An artificial neural network can solve a problem once its topology has been selected and it has been tuned and learned the right behavior
[36][37].
Lately, there has been significant focus on artificial intelligence algorithms in sound event classification and voice recognition, as shown in Figure 1.
Figure 1.
Artificial neural network mechanism of action on pain-induced vocalization.

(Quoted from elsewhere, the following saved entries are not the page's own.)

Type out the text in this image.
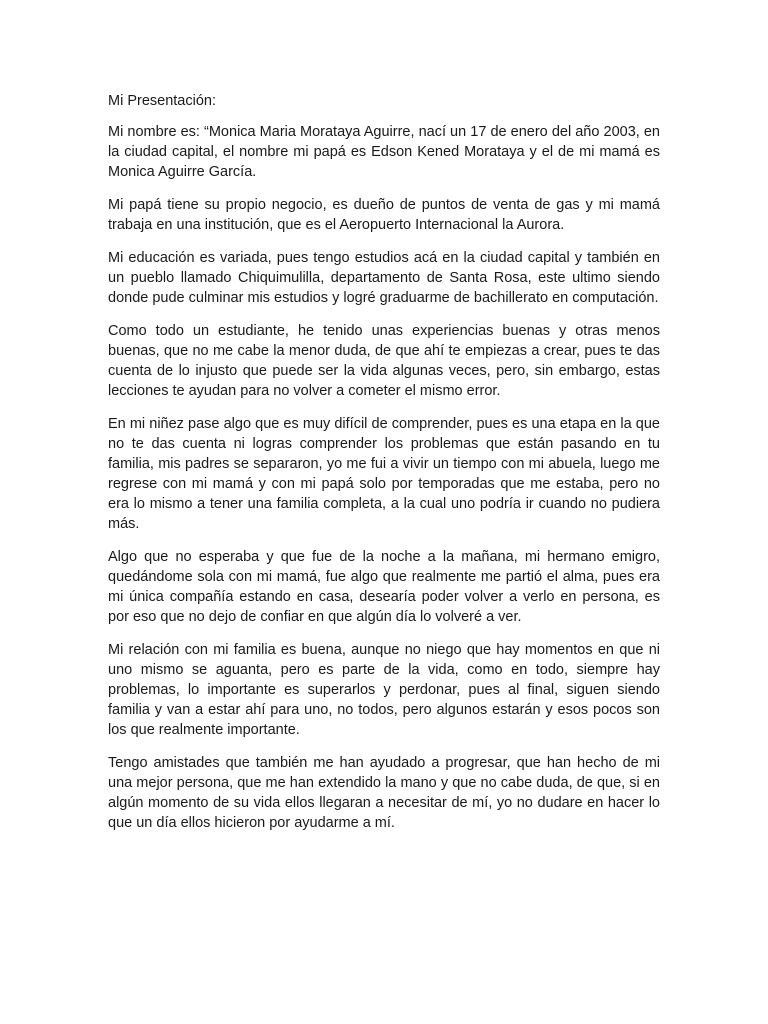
Mi Presentación:

Mi nombre es: “Monica Maria Morataya Aguirre, nací un 17 de enero del año 2003, en la ciudad capital, el nombre mi papá es Edson Kened Morataya y el de mi mamá es Monica Aguirre García.

Mi papá tiene su propio negocio, es dueño de puntos de venta de gas y mi mamá trabaja en una institución, que es el Aeropuerto Internacional la Aurora.

Mi educación es variada, pues tengo estudios acá en la ciudad capital y también en un pueblo llamado Chiquimulilla, departamento de Santa Rosa, este ultimo siendo donde pude culminar mis estudios y logré graduarme de bachillerato en computación.

Como todo un estudiante, he tenido unas experiencias buenas y otras menos buenas, que no me cabe la menor duda, de que ahí te empiezas a crear, pues te das cuenta de lo injusto que puede ser la vida algunas veces, pero, sin embargo, estas lecciones te ayudan para no volver a cometer el mismo error.

En mi niñez pase algo que es muy difícil de comprender, pues es una etapa en la que no te das cuenta ni logras comprender los problemas que están pasando en tu familia, mis padres se separaron, yo me fui a vivir un tiempo con mi abuela, luego me regrese con mi mamá y con mi papá solo por temporadas que me estaba, pero no era lo mismo a tener una familia completa, a la cual uno podría ir cuando no pudiera más.

Algo que no esperaba y que fue de la noche a la mañana, mi hermano emigro, quedándome sola con mi mamá, fue algo que realmente me partió el alma, pues era mi única compañía estando en casa, desearía poder volver a verlo en persona, es por eso que no dejo de confiar en que algún día lo volveré a ver.

Mi relación con mi familia es buena, aunque no niego que hay momentos en que ni uno mismo se aguanta, pero es parte de la vida, como en todo, siempre hay problemas, lo importante es superarlos y perdonar, pues al final, siguen siendo familia y van a estar ahí para uno, no todos, pero algunos estarán y esos pocos son los que realmente importante.

Tengo amistades que también me han ayudado a progresar, que han hecho de mi una mejor persona, que me han extendido la mano y que no cabe duda, de que, si en algún momento de su vida ellos llegaran a necesitar de mí, yo no dudare en hacer lo que un día ellos hicieron por ayudarme a mí.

Keyword spotting (KWS), wake-up word (WUW), and speech command recognition (SCR) are three essential techniques in speech processing that enable machines to recognize spoken words and respond accordingly.
Keyword identification technology is an automated approach to recognizing specific keywords within an uninterrupted spoken language and vocalization flow.
KWS systems are less reliant on high-quality audio inputs. They are created to be cheap and flexible and to run accurately and reliably on low-resource gadgets such as embedded edge devices
[39][40][41][42].
Researchers have begun to create algorithms in order to automate pain level assessment using speech due to developments in signal processing and machine learning methods. As an example, Tsai et al.
[14] employed bottleneck LSTM to detect pain based on a subset of the triage dataset, specifically prosodic signals. Later, Li et al.
[7] introduced age and gender factors into a variational acoustic model.